In 1934 his jobless father abandoned his mother. The bank foreclosed, leaving Margaret Mary Wright homeless. Leo and Cordelia faced a tough decision. Eventually they packed his elderly mother off to Oregon's public institution for paupers. The silences increased in intensity and hostility
In 1942 Leo went to work building naval vessels in the Kaiser shipyard. A crime caused Cordelia to distrust him, dropping Leo into extended silences of longing, guilt and hoped-for reconciliation. In 1945 he was killed.
Cordelia, a widow now with two adolescents to support, sought divine assistance on how to make a living. Prayerful silence soon led to her support of orphaned Japanese schoolgirls, a radical commitment in racist post-war Oregon.
Across her lifespan my grandmother experienced shaming silence, bonding silence, confusing silence, punishing silence and, finally, revelatory silence. This memoir illustrates how the myriad facets of silence can impact personal and social relationships for harm or for healing.
About the Author: Judith Wright Favor, granddaughter of Leo and Cordelia, was born in Portland and raised in the rain.
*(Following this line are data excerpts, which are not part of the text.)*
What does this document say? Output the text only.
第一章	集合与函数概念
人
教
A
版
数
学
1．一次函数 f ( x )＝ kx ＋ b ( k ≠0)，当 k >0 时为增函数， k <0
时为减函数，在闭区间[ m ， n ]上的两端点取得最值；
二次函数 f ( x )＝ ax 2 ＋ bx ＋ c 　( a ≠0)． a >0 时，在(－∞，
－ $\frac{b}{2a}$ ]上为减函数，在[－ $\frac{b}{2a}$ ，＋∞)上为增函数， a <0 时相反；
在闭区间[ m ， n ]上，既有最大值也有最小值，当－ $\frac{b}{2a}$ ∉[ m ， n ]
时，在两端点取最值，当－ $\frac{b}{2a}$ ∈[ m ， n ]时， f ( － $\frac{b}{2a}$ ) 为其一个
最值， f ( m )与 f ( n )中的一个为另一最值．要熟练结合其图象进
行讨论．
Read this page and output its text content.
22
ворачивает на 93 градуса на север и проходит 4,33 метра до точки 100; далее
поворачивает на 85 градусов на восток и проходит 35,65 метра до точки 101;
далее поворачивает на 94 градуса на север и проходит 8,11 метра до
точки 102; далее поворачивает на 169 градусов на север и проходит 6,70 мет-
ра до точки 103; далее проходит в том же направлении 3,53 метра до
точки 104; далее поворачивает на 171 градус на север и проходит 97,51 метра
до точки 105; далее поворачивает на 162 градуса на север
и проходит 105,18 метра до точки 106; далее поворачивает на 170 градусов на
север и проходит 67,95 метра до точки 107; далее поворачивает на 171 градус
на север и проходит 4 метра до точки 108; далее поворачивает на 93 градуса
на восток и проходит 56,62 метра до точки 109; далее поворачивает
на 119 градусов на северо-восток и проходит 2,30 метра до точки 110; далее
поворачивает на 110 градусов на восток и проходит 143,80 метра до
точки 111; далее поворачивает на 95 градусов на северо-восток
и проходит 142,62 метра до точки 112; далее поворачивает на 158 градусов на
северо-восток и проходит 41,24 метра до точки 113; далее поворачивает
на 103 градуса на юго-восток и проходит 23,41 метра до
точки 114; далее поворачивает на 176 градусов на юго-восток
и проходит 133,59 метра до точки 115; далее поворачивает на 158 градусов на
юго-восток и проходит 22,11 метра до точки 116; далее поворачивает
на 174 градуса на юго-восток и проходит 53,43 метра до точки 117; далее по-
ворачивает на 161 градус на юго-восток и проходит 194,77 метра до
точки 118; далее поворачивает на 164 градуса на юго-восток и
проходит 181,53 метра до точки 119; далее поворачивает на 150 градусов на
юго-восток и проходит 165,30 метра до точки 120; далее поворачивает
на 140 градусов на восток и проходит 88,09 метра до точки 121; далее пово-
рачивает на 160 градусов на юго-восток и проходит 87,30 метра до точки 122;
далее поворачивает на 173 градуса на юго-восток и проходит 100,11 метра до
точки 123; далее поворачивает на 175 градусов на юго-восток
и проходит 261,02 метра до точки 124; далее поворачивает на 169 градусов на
The author is still soothed by gray skies, moving waters and fluid processes. Married at nineteen, love's flow took her to California to raise two sons and a daughter before divorce. She worked in adoptions, flew airplanes, piloted hot-air balloons and taught psychology and human sexuality courses.
It wasn't until 1981 that she enrolled at Pacific School of Religion. She pastored United Church of Christ congregations in San Francisco until the ministries of spiritual formation and writing laid claim to her soul. She published The Edgefielders in 2012, Sabbath Economics in 2008 and Spirit Awakening in 1988, plus countless articles and reviews.
Happily remarried, she and Pete live at Pilgrim Place in Claremont, California. Her heart is enriched by her work in spiritual accompaniment, teaching and contemplative writing. To hone her craft, she values critiques from skilled writers. To stay fit she hikes, swims, race-walks and practices yoga, qigong and contemplative prayer. For fun she plays in lakes, creeks and ocean surf. For inspiration she listens to poetry and choral music, worships with Quakers and converses with fascinating friends, family and grandkids.